Donald Trump, a braços com três crises simultâneas – a sanitária, a social e a económica — invoca Deus. Numa cenografia bíblica, o gás lacrimogénio que usou para dispersar as manifestações antirracistas provocadas pelo assassinato de George Floyd ainda a dissipar-se, Trump toma da sua filha Ivanka uma Bíblia para se fazer fotografar com ela, em frente da Igreja de St John, a Igreja dos Presidentes. O simbolismo não podia ser mais claro. Trump invoca o Cristianismo dos pais fundadores, fazendo-se herdeiro do nacionalismo americano e usando-o para legitimar o uso do exército para combater as manifestações. E a sua versão do nacionalismo americano é a exclusivista e racista, a que tem usado para polarizar a sociedade americana, e que tenta reativar para mostrar que Deus está com o presidente, e que o protege contra o inimigo. À retorica Trump junta os atos: defende a rápida autorização da retoma do culto contra as restrições impostas pela pandemia, autoriza o uso de fundos estatais para pagar os salários de pastores e padres em necessidade, medida tabu nos EUA dada a estrita separação entre Igreja e Estado na tradição constitucional dos EUA.
Longe de se fotografar com a Bíblia durante a pandemia, Xi Jinping, tenta escondê-la. Na China, onde o modelo de crescimento económico está em declínio, também o Cristianismo é um fator político de peso, mas desta feita como ameaça que é preciso controlar, se possível erradicar. Como parte da estratégia de repressão que tenta impor a qualquer ameaça ao controle total do partido, o Partido Comunista Chinês anunciou esta semana que iria publicar uma tradução oficial da Bíblia. O objetivo é não só submeter a mensagem Cristã, mas controlar também a própria difusão física, resultando no monopólio do partido da impressão e distribuição da Bíblia. De todas as religiões que o partido reprime, o Cristianismo, em particular a versão subterrâmea e independente, é visto no Partido Comunista Chinês, pelo seu caracter supranacional e o seu apelo à liberdade individual, como o mais perigoso para o regime. Xi Jiping foi já bem-sucedido em controlar a Igreja Católica Chinesa independente, num acordo em 2018 com o Papa Francisco sobre a nomeação dos bispos que efetivamente destruiu a autonomia da igreja chinesa, até então resistente ao controle do partido. A crise sanitária e económica – que desestabiliza o Estado – levou a esta nova medida – que afeta transversalmente todas as igrejas cristãs.

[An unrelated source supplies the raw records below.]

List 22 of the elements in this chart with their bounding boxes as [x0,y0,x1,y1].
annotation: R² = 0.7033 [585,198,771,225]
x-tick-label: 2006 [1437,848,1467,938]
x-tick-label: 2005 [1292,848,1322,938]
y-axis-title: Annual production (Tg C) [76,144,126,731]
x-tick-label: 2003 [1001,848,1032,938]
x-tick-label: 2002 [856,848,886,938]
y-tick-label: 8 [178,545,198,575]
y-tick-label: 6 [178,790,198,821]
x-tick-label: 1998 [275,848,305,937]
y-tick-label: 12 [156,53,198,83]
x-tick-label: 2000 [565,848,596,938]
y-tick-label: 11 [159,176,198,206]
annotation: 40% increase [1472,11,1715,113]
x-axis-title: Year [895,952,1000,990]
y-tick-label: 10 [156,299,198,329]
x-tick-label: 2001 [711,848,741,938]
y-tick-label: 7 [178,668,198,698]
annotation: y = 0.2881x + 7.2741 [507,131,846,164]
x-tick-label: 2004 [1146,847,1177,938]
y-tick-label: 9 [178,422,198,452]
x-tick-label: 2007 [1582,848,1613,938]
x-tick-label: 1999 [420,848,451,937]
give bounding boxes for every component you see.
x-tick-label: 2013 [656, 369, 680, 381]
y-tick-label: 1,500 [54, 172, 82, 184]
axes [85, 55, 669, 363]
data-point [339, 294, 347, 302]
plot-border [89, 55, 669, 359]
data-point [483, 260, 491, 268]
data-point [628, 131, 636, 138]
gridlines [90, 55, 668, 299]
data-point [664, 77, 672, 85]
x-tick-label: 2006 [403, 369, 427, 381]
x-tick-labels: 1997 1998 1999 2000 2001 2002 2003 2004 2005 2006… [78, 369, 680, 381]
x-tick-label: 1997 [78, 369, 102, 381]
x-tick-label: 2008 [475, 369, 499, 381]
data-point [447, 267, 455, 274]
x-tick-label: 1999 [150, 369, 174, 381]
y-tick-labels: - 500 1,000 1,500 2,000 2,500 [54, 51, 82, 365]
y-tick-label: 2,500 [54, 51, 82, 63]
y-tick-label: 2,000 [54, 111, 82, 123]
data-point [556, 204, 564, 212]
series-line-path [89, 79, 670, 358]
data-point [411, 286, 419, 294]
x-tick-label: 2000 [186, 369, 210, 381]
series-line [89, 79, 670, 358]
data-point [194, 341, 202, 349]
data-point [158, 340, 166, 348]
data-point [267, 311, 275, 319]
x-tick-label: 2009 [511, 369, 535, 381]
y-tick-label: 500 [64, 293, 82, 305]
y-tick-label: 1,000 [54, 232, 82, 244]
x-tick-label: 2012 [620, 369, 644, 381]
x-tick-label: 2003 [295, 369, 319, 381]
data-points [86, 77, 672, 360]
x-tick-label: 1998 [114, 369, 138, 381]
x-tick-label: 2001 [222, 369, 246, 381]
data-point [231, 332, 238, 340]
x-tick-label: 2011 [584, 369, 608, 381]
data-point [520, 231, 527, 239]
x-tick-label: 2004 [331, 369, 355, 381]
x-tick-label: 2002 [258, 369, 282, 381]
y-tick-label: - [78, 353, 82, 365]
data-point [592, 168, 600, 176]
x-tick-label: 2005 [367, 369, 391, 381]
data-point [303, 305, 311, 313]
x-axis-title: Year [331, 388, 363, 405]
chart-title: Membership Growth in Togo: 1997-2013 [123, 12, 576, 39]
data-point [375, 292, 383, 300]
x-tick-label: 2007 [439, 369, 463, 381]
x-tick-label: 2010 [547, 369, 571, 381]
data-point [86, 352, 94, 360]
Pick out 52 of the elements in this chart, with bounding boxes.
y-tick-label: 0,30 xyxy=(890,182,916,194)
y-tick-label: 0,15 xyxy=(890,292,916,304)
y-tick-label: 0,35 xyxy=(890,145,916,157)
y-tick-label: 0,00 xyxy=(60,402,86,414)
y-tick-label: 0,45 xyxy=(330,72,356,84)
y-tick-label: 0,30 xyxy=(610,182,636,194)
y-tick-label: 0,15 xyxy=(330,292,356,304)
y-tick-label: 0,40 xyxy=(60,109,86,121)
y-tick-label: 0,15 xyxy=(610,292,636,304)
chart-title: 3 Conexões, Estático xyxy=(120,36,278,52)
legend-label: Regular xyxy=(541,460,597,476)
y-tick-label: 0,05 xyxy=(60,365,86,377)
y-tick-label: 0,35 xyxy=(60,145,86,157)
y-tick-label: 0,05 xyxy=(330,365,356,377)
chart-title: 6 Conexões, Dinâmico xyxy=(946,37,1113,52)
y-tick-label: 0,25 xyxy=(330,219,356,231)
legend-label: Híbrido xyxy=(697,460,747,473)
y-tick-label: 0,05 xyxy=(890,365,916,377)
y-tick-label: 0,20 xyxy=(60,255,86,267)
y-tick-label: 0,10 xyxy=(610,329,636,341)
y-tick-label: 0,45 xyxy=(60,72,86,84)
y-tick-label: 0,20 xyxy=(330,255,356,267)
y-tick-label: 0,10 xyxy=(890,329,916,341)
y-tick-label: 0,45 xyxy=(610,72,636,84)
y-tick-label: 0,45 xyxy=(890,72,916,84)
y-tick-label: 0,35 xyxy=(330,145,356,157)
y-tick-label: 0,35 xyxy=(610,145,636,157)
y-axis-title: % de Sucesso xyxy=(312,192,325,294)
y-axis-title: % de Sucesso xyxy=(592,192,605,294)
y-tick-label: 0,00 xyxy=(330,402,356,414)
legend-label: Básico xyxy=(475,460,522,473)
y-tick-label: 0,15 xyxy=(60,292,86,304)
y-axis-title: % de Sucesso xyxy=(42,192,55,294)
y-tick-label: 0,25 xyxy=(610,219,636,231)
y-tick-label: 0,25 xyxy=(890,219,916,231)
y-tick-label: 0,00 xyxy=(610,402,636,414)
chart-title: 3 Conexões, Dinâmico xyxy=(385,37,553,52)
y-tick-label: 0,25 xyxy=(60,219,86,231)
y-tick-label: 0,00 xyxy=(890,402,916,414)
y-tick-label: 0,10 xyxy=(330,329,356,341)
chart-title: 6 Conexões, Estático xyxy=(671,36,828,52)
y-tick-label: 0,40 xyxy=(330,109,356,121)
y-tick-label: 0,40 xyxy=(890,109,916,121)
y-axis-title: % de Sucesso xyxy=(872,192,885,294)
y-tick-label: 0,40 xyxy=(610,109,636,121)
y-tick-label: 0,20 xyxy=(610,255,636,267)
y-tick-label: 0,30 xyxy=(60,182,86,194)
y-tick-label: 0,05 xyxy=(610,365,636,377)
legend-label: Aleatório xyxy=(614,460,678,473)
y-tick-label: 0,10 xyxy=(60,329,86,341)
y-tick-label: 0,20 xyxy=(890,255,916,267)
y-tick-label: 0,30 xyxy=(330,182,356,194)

Na Europa, de forma mais subtil, também a marca do Cristianismo político é evocada por Merkel com a frase “o Estado Nação já não é mais suficiente”. A Chanceler Merkel, para legitimar o abandono do nacionalismo económico que a Alemanha tinha adotado desde a crise das dividas soberanas e legitimar as medidas extraordinárias de resposta à crise económica de 2020, evoca a fórmula que sintetizou o universalismo Cristão e o nacionalismo conservador nos finais dos anos 40. Os cristãos, nomeadamente os Católicos, cuja doutrina política propunha a superação do Estado nacional, reconhecem no início da Guerra Fria a necessidade de os restaurar para defender a Europa Ocidental do perigo soviético. Na integração europeia, os partidos Democratas Cristãos encontram uma fórmula ambígua que lhes permite conciliar a sua visão universalista com o Estado nacional e a democracia liberal. A Democracia Cristã vê-se assim como fiel depositária da nova ordem multilateral Europeia. Também os sociais democratas, os liberais e os nacionalistas, para resistir à força dos movimentos comunistas, se vêm obrigados a formular um projeto com maior apelo e visão do que a mera reposição dos Estados Nacionais. Desta síntese surgiu uma fórmula ambígua e flexível que permitiu a construção das instituições multilaterais europeias e a manutenção da autonomia dos Estados Nação. A líder da Democracia Cristã Alemã Merkel recupera agora esta fórmula Europeia de “que os Estados Nação já não são suficientes” (mas também não são dispensáveis). A dar uso ao nacionalismo Cristão estão Viktor Orbán, Jarosław Kaczyński e Matteo Salvini, não para construir a Europa e salvar a democracia liberal, mas para reforçar o nacionalismo e o autoritarismo. Merkel e os seus parceiros estão focados na urgência de reinventar a narrativa da integração Europeia, ao mesmo tempo que espreitam sobre o ombro o resultado da conversa de Trump e Xi Jinping com Deus.